I, personally, use Google Docs to coordinate with most of my editors—it’s simply an industry standard. If you’re in the same boat, needing to use Google for a couple of things, Vertesi recommends using that Google account in a dedicated browser. This helps from a privacy perspective—Google can’t use the account to track your other online activity. But it has other benefits.

“It takes some discipline, but once you’ve done that it’s better for work-life balance,” said Vertesi, explaining that keeping work in a dedicated browser helps keep you from working during off hours.

Quitting Google is a process

Google users depend on the company for all kinds of services. Google, meanwhile, depends on its users for the data it needs to sell its advertising services—the most profitable advertising business in the history of the planet. Vertesi calls this an unhealthy codependent relationship.

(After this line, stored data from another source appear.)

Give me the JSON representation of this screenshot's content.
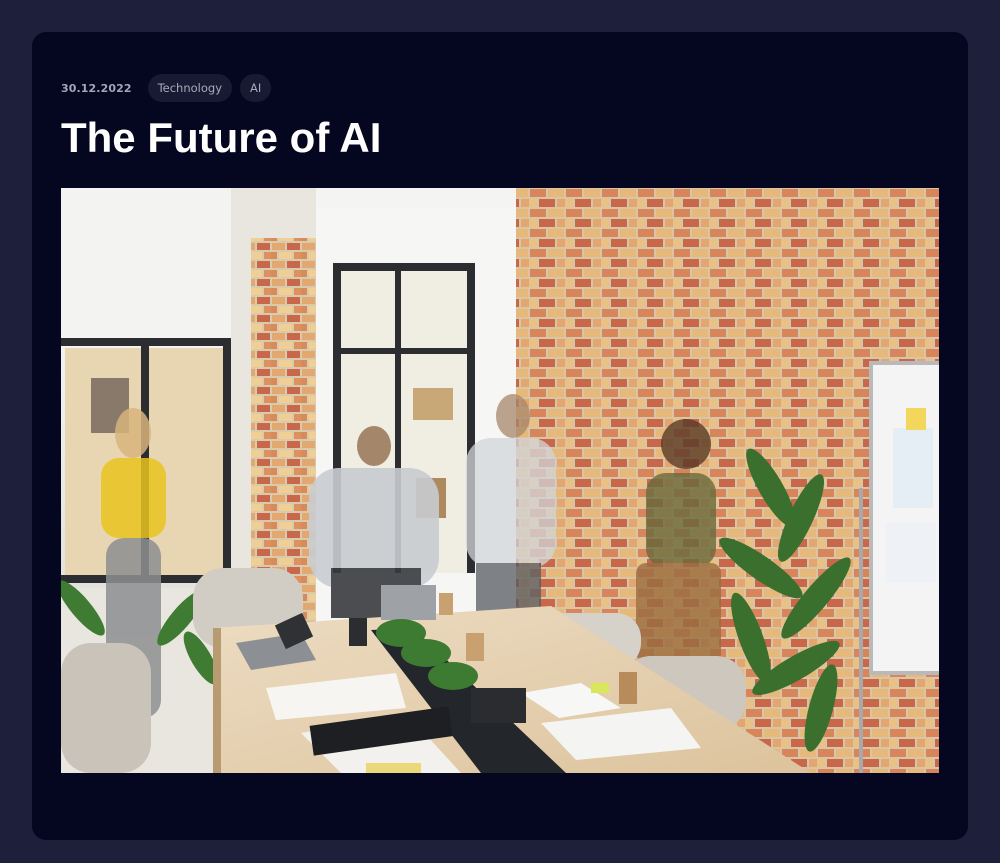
{
  "post": {
    "date": "30.12.2022",
    "tags": [
      {
        "label": "Technology"
      },
      {
        "label": "AI"
      }
    ],
    "title": "The Future of AI"
  },
  "colors": {
    "page_background": "#1e1f3b",
    "card_background": "#050720",
    "tag_background": "#171a33",
    "tag_text": "#a7aab9",
    "title_text": "#ffffff"
  }
}
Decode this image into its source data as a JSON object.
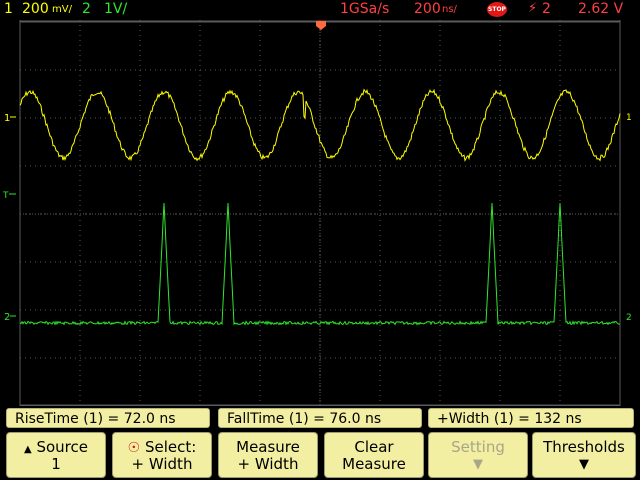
{
  "status": {
    "ch1_num": "1",
    "ch1_scale": "200",
    "ch1_unit": "mV/",
    "ch2_num": "2",
    "ch2_scale": "1V/",
    "sample_rate": "1GSa/s",
    "timebase": "200",
    "timebase_unit": "ns/",
    "run_state": "STOP",
    "trigger_source": "2",
    "trigger_level": "2.62 V"
  },
  "markers": {
    "ch1": "1",
    "ch2": "2",
    "trigger": "T"
  },
  "measurements": [
    {
      "label": "RiseTime",
      "channel": "1",
      "value": "72.0 ns"
    },
    {
      "label": "FallTime",
      "channel": "1",
      "value": "76.0 ns"
    },
    {
      "label": "+Width",
      "channel": "1",
      "value": "132 ns"
    }
  ],
  "softkeys": [
    {
      "line1": "Source",
      "line2": "1"
    },
    {
      "line1": "Select:",
      "line2": "+ Width"
    },
    {
      "line1": "Measure",
      "line2": "+ Width"
    },
    {
      "line1": "Clear",
      "line2": "Measure"
    },
    {
      "line1": "Setting",
      "line2": ""
    },
    {
      "line1": "Thresholds",
      "line2": ""
    }
  ],
  "colors": {
    "ch1": "#ffff00",
    "ch2": "#2ee62e",
    "grid": "#5a5a5a",
    "softkey_bg": "#f2eea2"
  }
}
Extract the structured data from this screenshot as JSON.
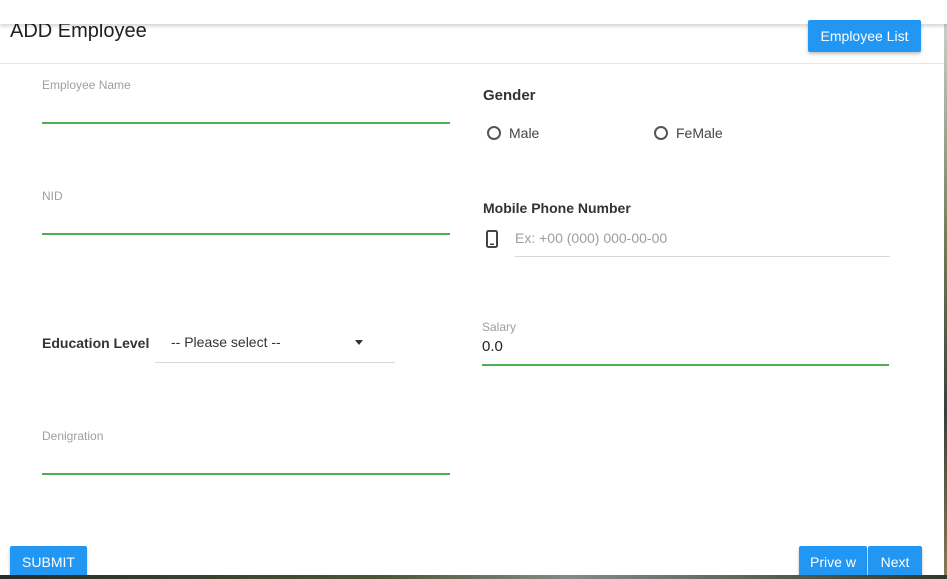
{
  "header": {
    "title": "ADD Employee",
    "employee_list_label": "Employee List"
  },
  "form": {
    "employee_name": {
      "label": "Employee Name",
      "value": ""
    },
    "nid": {
      "label": "NID",
      "value": ""
    },
    "education": {
      "label": "Education Level",
      "selected": "-- Please select --"
    },
    "denigration": {
      "label": "Denigration",
      "value": ""
    },
    "gender": {
      "label": "Gender",
      "options": [
        "Male",
        "FeMale"
      ]
    },
    "mobile": {
      "label": "Mobile Phone Number",
      "placeholder": "Ex: +00 (000) 000-00-00"
    },
    "salary": {
      "label": "Salary",
      "value": "0.0"
    }
  },
  "footer": {
    "submit_label": "SUBMIT",
    "prev_label": "Prive w",
    "next_label": "Next"
  },
  "colors": {
    "primary": "#2196f3",
    "underline_active": "#4caf50"
  },
  "icons": {
    "mobile": "smartphone-icon",
    "select": "caret-down-icon"
  }
}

“Google has brought itself into every facet of our lives,” she said. “Getting out of a codependent relationship is good for you but it does suck.” But there’s a light at the end of the tunnel. A lot of that is replacing corporate tools with more idealistic ones.

“I love finding products and services that are made by foundations, and communities, and companies that have an alternative arrangement—that aren’t subject to a board and VCs,” she said, mentioning Signal, Mozilla, and Proton alongside various open source projects. The point: we don’t have to focus entirely on why Google is bad; we can also look for organizations and tools we admire. That’s the good part.